Na decisão que manteve a liminar bloqueando temporariamente (isto é, até que o mérito do caso seja julgado pelos tribunais inferiores), o Tribunal Superior de Montana concordou com a decisão de primeiro grau de que a lei estadual que bane tratamentos médicos a pessoas trans é provavelmente inconstitucional.

“O legislativo de Montana não tem uma razão irrefutável que justifique a interferência do governo na privacidade fundamental de um indivíduo de obter um procedimento médico legítimo de uma instituição de saúde”, diz a decisão, que explica que o direito à privacidade é explicitamente declarado na Constituição estadual, diferentemente da federal. “O direito à privacidade é expresso no Artigo II, Seção 10, da Constituição de Montana. Esse dispositivo garante que o direito à privacidade individual é essencial para o bem-estar de uma sociedade livre, que não deve ser violado sem a comprovação de um interesse convincente do estado.”

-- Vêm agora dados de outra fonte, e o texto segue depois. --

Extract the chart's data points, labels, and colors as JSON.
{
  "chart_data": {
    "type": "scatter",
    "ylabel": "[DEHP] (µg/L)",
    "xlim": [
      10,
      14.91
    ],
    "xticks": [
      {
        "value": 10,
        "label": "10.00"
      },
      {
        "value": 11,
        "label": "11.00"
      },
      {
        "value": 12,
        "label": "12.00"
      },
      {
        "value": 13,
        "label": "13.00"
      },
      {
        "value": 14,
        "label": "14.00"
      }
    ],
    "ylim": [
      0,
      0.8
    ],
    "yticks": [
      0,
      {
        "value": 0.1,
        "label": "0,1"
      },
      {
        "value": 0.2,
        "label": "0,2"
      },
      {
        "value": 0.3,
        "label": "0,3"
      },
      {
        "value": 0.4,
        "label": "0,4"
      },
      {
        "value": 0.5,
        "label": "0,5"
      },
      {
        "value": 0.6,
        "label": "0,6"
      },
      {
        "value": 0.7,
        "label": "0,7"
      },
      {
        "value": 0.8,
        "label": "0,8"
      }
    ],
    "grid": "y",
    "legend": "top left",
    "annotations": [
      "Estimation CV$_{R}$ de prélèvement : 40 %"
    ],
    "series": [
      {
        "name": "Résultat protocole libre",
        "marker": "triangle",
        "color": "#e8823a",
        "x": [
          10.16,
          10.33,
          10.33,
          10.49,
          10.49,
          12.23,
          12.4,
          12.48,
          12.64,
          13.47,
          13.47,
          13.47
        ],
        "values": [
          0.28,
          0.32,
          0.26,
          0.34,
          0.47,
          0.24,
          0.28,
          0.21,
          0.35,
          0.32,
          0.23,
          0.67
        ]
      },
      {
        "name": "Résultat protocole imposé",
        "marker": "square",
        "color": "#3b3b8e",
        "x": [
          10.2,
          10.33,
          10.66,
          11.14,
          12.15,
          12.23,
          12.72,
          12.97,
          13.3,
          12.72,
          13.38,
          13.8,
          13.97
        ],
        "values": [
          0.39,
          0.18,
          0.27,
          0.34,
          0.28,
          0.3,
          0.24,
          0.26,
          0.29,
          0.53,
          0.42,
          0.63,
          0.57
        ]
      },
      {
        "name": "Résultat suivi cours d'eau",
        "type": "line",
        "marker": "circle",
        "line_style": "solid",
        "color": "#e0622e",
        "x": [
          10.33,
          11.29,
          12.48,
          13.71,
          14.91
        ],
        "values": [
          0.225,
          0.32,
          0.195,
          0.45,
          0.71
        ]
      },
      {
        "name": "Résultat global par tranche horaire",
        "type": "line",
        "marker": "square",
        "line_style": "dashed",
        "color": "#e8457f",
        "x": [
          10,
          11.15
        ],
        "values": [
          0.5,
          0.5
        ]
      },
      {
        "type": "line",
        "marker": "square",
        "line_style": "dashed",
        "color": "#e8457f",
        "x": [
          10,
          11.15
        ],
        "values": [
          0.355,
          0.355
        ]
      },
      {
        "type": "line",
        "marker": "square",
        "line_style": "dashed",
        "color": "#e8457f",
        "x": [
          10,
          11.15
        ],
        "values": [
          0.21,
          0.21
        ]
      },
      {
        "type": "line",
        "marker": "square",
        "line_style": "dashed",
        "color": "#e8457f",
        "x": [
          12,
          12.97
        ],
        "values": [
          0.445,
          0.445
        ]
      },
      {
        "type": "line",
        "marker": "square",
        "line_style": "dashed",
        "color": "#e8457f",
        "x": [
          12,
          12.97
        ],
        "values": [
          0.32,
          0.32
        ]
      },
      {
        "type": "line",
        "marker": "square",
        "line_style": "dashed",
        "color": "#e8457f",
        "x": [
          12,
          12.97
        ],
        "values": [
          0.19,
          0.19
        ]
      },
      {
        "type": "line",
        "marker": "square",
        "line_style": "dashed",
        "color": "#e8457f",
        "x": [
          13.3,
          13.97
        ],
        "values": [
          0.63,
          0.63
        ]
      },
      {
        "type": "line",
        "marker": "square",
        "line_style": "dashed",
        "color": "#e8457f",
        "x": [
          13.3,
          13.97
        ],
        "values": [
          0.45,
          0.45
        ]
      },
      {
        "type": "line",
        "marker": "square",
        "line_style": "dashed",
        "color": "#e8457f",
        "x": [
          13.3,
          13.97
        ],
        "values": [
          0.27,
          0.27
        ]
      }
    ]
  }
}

A decisão declara que “o direito de ser deixado em paz é o mais importante de todos os direitos”. Sobre o caso em si, a decisão afirma: “O direito constitucional à privacidade, em Montana, garante amplamente ao indivíduo o direito de tomar decisões médicas que afetem a integridade de seu corpo e de sua saúde, em parceria com a instituição de saúde que escolher e livre de interferência governamental”.

Além do direito à privacidade, os peticionários alegaram que a lei antitrans viola seu direito constitucional à igualdade perante a lei (por permitir a administração de bloqueadores da puberdade e terapia hormonal para paciente cis, mas não para transgêneros), bem como seus direitos de buscar tratamento e à dignidade.

Dois dos ministros argumentaram que a corte deveria também esclarecer que a discriminação baseada em identidade de gênero é uma forma de discriminação sexual, proibida pela cláusula da igualdade perante a lei na Constituição do estado.